US to auction $1.6mn in bitcoin seized from various black markets

© Benoit Tessier
The US Marshals Service (USMS) is set to sell 2,700 bitcoins worth more than $1.6 million that were taken from several cases, including the prosecution of the creator of the 'Silk Road' black market.

The USMS said in a Monday statement that the bitcoins being auctioned are connected to a number of civil and criminal cases that the US government has pursued in recent years.

READ MORE: Silk Road creator sentenced to life in prison

The highest profile of these cases is the one involving the Silk Road deep web marketplace, where members used bitcoin to buy and sell illegal items such as narcotics. Bitcoins confiscated from former Silk Road administrator Ross Ulbricht and corrupt DEA agent Carl Force IV, who tried to take currency from the site for himself, will be auctioned off.

Ulbricht, 32, was sentenced to double life in prison in May 2015 after being convicted for orchestrating a system that facilitated more than $200 million of anonymous online drug sales using bitcoin. The sentence is being appealed.
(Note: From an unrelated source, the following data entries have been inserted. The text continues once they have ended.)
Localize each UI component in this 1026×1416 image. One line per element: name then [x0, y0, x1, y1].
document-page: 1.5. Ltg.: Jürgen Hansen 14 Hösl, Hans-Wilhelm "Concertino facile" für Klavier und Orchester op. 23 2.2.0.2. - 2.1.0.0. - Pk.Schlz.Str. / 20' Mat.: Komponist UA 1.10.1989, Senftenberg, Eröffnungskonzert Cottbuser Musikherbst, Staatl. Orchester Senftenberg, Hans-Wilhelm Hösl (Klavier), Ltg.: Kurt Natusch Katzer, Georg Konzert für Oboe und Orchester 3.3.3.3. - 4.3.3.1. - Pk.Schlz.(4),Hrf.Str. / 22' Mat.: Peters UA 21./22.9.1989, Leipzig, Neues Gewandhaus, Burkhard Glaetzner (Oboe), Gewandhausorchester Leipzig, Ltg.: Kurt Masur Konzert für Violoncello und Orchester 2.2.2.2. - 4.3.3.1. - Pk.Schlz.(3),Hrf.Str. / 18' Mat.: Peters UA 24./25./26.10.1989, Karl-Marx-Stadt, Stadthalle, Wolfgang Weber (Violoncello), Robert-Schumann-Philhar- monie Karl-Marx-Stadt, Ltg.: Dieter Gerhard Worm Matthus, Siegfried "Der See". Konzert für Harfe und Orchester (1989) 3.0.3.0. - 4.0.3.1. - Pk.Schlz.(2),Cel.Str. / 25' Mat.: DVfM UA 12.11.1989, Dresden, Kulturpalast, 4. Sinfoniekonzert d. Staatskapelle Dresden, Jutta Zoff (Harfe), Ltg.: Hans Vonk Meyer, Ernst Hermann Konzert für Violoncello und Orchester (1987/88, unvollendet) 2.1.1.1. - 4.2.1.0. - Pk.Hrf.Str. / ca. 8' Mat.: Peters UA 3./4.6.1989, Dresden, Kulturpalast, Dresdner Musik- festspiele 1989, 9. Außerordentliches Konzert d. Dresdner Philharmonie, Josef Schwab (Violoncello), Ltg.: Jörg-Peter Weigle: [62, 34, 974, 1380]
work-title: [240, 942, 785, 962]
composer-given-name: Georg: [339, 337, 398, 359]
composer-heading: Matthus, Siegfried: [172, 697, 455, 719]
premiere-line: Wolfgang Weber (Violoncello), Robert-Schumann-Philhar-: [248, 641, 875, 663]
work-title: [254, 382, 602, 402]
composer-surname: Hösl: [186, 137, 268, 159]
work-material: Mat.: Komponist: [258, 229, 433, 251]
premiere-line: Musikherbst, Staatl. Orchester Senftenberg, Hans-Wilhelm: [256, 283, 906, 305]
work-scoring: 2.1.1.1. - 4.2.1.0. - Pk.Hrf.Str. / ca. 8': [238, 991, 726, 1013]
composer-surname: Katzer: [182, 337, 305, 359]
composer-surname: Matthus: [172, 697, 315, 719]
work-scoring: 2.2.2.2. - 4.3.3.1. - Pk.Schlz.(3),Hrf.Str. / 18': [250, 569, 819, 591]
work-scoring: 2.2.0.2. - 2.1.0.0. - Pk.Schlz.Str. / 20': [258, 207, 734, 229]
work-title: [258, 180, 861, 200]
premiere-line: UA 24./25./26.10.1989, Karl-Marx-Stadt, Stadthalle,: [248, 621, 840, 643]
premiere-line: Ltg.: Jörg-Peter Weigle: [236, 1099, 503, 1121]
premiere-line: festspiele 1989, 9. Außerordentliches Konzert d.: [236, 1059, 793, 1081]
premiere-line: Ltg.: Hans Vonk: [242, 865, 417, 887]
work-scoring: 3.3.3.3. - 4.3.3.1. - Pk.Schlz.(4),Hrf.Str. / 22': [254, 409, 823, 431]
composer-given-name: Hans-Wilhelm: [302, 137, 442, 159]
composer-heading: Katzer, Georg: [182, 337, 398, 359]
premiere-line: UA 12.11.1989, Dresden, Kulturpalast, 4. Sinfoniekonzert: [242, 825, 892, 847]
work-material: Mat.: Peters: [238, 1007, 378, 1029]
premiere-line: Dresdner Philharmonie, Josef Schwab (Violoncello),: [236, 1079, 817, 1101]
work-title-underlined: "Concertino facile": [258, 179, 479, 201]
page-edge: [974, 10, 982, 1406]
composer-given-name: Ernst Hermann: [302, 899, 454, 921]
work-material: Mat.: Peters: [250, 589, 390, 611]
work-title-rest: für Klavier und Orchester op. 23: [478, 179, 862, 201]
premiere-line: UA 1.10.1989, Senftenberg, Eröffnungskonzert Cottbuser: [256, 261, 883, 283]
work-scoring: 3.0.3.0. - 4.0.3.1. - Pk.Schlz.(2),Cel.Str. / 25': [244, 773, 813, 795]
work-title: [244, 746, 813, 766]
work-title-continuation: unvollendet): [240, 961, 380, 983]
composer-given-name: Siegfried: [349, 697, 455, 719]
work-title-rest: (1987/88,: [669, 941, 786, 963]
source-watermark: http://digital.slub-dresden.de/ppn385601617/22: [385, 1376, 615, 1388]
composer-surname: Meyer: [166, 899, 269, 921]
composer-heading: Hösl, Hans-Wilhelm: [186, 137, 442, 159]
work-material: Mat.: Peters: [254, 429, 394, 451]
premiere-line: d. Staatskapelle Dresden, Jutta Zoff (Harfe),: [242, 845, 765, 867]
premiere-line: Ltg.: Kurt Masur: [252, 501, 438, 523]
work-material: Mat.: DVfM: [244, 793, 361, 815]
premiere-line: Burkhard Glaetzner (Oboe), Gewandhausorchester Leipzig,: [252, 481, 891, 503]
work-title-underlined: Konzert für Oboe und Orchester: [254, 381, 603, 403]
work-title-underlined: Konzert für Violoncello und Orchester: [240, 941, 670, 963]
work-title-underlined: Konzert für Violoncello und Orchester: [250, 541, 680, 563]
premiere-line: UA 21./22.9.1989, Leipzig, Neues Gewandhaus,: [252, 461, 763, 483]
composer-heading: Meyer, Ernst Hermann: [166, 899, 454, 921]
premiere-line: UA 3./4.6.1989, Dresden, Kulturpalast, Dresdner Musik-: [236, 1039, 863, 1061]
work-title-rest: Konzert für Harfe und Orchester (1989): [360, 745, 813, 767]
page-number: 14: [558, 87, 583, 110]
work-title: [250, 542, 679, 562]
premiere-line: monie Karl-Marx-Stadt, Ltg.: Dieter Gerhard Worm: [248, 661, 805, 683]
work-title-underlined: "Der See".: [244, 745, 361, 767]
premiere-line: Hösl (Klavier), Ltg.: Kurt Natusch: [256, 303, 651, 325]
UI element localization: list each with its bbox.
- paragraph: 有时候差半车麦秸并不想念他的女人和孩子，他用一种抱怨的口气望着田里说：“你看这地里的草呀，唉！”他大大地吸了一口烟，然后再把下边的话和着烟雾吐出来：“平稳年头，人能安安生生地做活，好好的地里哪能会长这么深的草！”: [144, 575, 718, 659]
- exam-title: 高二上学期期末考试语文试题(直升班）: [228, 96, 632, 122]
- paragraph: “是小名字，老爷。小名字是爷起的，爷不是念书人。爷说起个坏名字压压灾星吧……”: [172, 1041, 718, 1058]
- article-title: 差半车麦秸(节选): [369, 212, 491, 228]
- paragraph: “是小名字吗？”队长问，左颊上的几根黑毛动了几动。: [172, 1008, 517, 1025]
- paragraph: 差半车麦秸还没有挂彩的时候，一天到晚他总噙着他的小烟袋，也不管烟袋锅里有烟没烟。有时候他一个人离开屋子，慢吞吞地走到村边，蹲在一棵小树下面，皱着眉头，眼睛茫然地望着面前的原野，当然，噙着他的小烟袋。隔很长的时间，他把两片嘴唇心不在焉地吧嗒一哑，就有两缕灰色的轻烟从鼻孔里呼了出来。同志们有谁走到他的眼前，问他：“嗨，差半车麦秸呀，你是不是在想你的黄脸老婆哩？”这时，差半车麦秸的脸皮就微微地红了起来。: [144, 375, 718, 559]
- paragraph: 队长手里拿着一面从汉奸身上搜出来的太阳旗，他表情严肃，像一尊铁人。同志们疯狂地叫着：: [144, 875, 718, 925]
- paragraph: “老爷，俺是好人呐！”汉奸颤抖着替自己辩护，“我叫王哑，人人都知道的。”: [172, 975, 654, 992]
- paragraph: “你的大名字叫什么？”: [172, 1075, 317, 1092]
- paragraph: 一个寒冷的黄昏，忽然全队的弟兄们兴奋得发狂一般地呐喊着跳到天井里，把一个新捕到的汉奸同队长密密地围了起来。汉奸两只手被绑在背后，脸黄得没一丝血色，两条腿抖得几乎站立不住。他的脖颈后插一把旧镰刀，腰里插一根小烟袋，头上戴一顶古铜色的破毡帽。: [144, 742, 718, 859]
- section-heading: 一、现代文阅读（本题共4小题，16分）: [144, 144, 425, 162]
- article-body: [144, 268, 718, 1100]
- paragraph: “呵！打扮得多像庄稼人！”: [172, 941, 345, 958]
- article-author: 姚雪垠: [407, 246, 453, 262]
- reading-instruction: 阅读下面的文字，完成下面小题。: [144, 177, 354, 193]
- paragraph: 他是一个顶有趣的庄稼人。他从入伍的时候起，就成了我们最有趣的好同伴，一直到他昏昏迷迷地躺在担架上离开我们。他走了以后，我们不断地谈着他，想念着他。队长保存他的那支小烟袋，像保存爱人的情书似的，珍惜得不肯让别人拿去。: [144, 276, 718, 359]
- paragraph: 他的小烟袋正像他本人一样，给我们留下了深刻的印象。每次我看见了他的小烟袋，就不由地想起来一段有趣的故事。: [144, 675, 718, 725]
The auction will be held on August 22, and winners will be notified on the same day, according to the USMS. Those who wish to participate must put down a $100,000 deposit and register before the August 18 deadline.

Bitcoins are currently valued at $565 each, meaning that 2,719 bitcoins are worth more than $16.1 million.

This is only the latest auction of bitcoins by the Marshals Service. Four auctions of the digital currency were held from June 2014 to November 2015.

In June, a cache of more than 24,500 bitcoins was auctioned off in Australia by Ernst & Young after it had been confiscated from a former Silk Road user from the country.

While bitcoin's legal status is in a grey area in much of the world, its sale by the federal government has increased its legitimacy in the United States. The US Treasury classified bitcoin as a decentralized virtual currency in 2013, and a federal judge classified it as a currency the same year. By the end of 2014, the IRS issued guidance stating that the agency considered “mining” of the virtual currency to be subject to a self-employment tax.